Count the number of reads in the batch of negatives on a Tn5 plate. This script is set up to recognize any file that has NEG in the name, and should be run in the folder of interest.

perl count_negative_reads_fastq_list_PE.pl library_name

Writes an outfile named library_name_negative_counts_results

Scripts for mapping or variant calling

This script takes a list of SE or PE reads and maps them to a particular reference genome and uses samtools to take them through the generation of sorted bam files:

perl run_map_and_samtools_parental.pl read_list_file genome_to_map_to read_type_SE_or_PE

The read list should contain one column if the data is SE and two columns \t delimited if the data is paired end. The output file for each entry in the read list will be: samplename.read1.fq.sorted.unique.bam


This script can be run after running run_map_and_samtools_parental.pl to run bcftools on the bams generated by the mapping/samtools script:

perl run_bcftools_v2.pl reads_list genome_assembly

The reads_list file is the same file used as input in run_map_and_samtools_parental.pl and the command should be executed in the same directory. For each bam file, the script will generate a pileup and vcf file.
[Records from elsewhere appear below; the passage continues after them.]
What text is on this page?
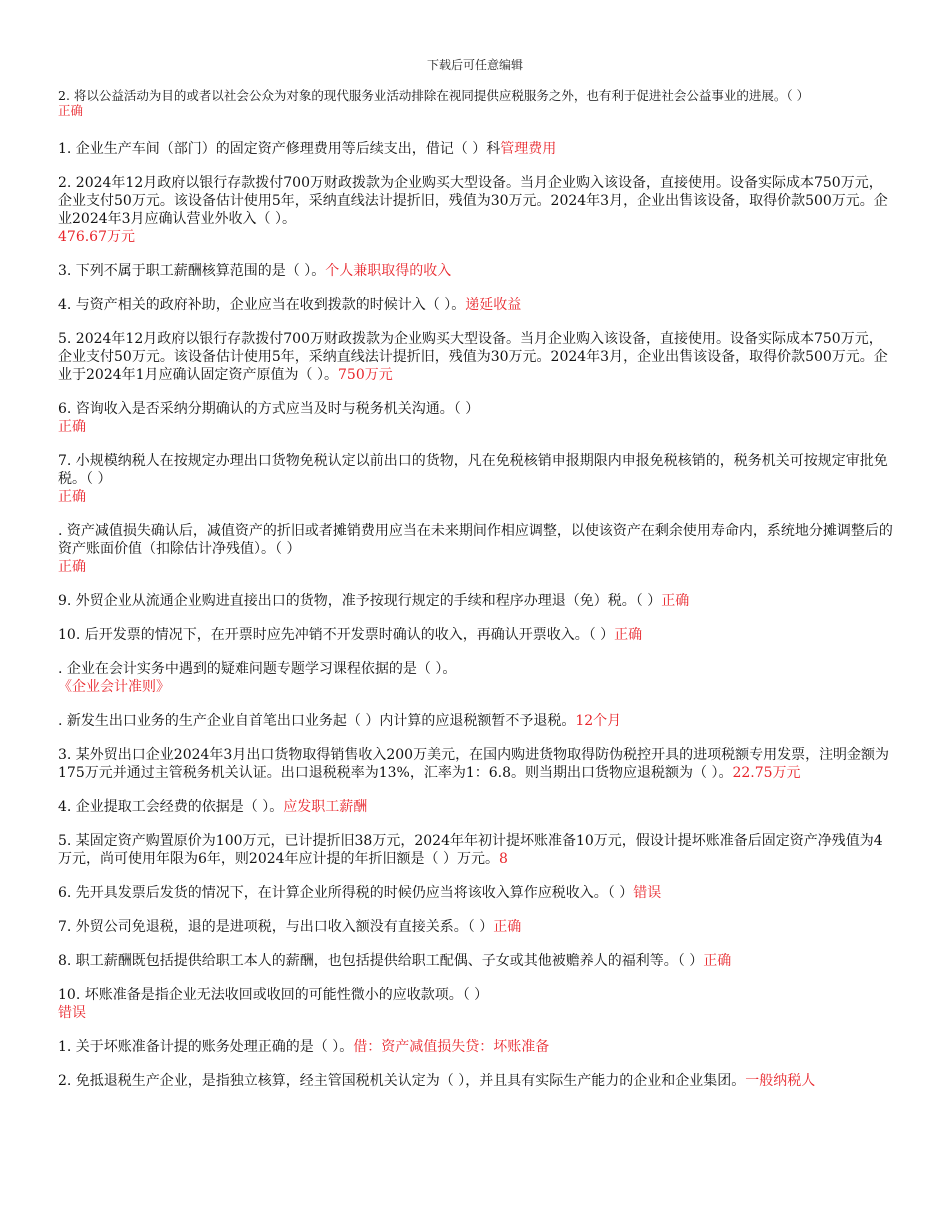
下载后可任意编辑
2. 将以公益活动为目的或者以社会公众为对象的现代服务业活动排除在视同提供应税服务之外，也有利于促进社会公益事业的进展。（ ）
正确
1. 企业生产车间（部门）的固定资产修理费用等后续支出，借记（ ）科管理费用
2. 2024年12月政府以银行存款拨付700万财政拨款为企业购买大型设备。当月企业购入该设备，直接使用。设备实际成本750万元，企业支付50万元。该设备估计使用5年，采纳直线法计提折旧，残值为30万元。2024年3月，企业出售该设备，取得价款500万元。企业2024年3月应确认营业外收入（ ）。
476.67万元
3. 下列不属于职工薪酬核算范围的是（ ）。个人兼职取得的收入
4. 与资产相关的政府补助，企业应当在收到拨款的时候计入（ ）。递延收益
5. 2024年12月政府以银行存款拨付700万财政拨款为企业购买大型设备。当月企业购入该设备，直接使用。设备实际成本750万元，企业支付50万元。该设备估计使用5年，采纳直线法计提折旧，残值为30万元。2024年3月，企业出售该设备，取得价款500万元。企业于2024年1月应确认固定资产原值为（ ）。750万元
6. 咨询收入是否采纳分期确认的方式应当及时与税务机关沟通。（ ）
正确
7. 小规模纳税人在按规定办理出口货物免税认定以前出口的货物，凡在免税核销申报期限内申报免税核销的，税务机关可按规定审批免税。（ ）
正确
. 资产减值损失确认后，减值资产的折旧或者摊销费用应当在未来期间作相应调整，以使该资产在剩余使用寿命内，系统地分摊调整后的资产账面价值（扣除估计净残值）。（ ）
正确
9. 外贸企业从流通企业购进直接出口的货物，准予按现行规定的手续和程序办理退（免）税。（ ）正确
10. 后开发票的情况下，在开票时应先冲销不开发票时确认的收入，再确认开票收入。（ ）正确
. 企业在会计实务中遇到的疑难问题专题学习课程依据的是（ ）。
《企业会计准则》
. 新发生出口业务的生产企业自首笔出口业务起（ ）内计算的应退税额暂不予退税。12个月
3. 某外贸出口企业2024年3月出口货物取得销售收入200万美元，在国内购进货物取得防伪税控开具的进项税额专用发票，注明金额为175万元并通过主管税务机关认证。出口退税税率为13%，汇率为1：6.8。则当期出口货物应退税额为（ ）。22.75万元
4. 企业提取工会经费的依据是（ ）。应发职工薪酬
5. 某固定资产购置原价为100万元，已计提折旧38万元，2024年年初计提坏账准备10万元，假设计提坏账准备后固定资产净残值为4万元，尚可使用年限为6年，则2024年应计提的年折旧额是（ ）万元。8
6. 先开具发票后发货的情况下，在计算企业所得税的时候仍应当将该收入算作应税收入。（ ）错误
7. 外贸公司免退税，退的是进项税，与出口收入额没有直接关系。（ ）正确
8. 职工薪酬既包括提供给职工本人的薪酬，也包括提供给职工配偶、子女或其他被赡养人的福利等。（ ）正确
10. 坏账准备是指企业无法收回或收回的可能性微小的应收款项。（ ）
错误
1. 关于坏账准备计提的账务处理正确的是（ ）。借：资产减值损失贷：坏账准备
2. 免抵退税生产企业，是指独立核算，经主管国税机关认定为（ ），并且具有实际生产能力的企业和企业集团。一般纳税人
This script can be run after executing a case-control GWAS with samtools legacy. This script takes the results of a case-control GWAS using the samtools legacy vcf and reformats them for plotting:

perl print_alleles_depth_freq_chi_per_site_GWAS.pl infile.legacy.vcf > outfile


Scripts that manipulate or summarize fasta files

Take a fasta file with IUPAC ambiguity codes and perform a base by base coin flip for use in programs that do not accomodate polymorphism (e.g. RAxML):

perl coinflip_fasta_poly.pl infile.fa > outfile_coinflip.fa


Calculate divergence and polymorphism (dxy and pi) in two co-linear fasta sequences:

perl fa2polydiv_window_list_v3.pl fasta_file1 fasta_file2 list_of_scaffolds_to_analyze window_size_bp


Extract a scaffold by name from a fasta file:

perl getScaffold_samtools.pl file.fa contig_name > outfile


Summarize the N50 and length distribution of an assembly and optionally print scaffolds greater than a particular size:

perl getScaffLengthDist.pl fasta_file min_contig_length print_scaffolds_greater_than_min_contig_length_0_1


Summarize the N50 and length distribution of an assembly and optionally print scaffolds smaller than a particular size:

perl getScaffLengthDist_printsmallerthan.pl fasta_file min_contig_length print_scaffolds_greater_than_min_contig_length_0_1


Count polymorphic basepairs based on IUPAC ambiguity codes in the fasta file. Note: not all fasta files include this coding of polymorphic bases.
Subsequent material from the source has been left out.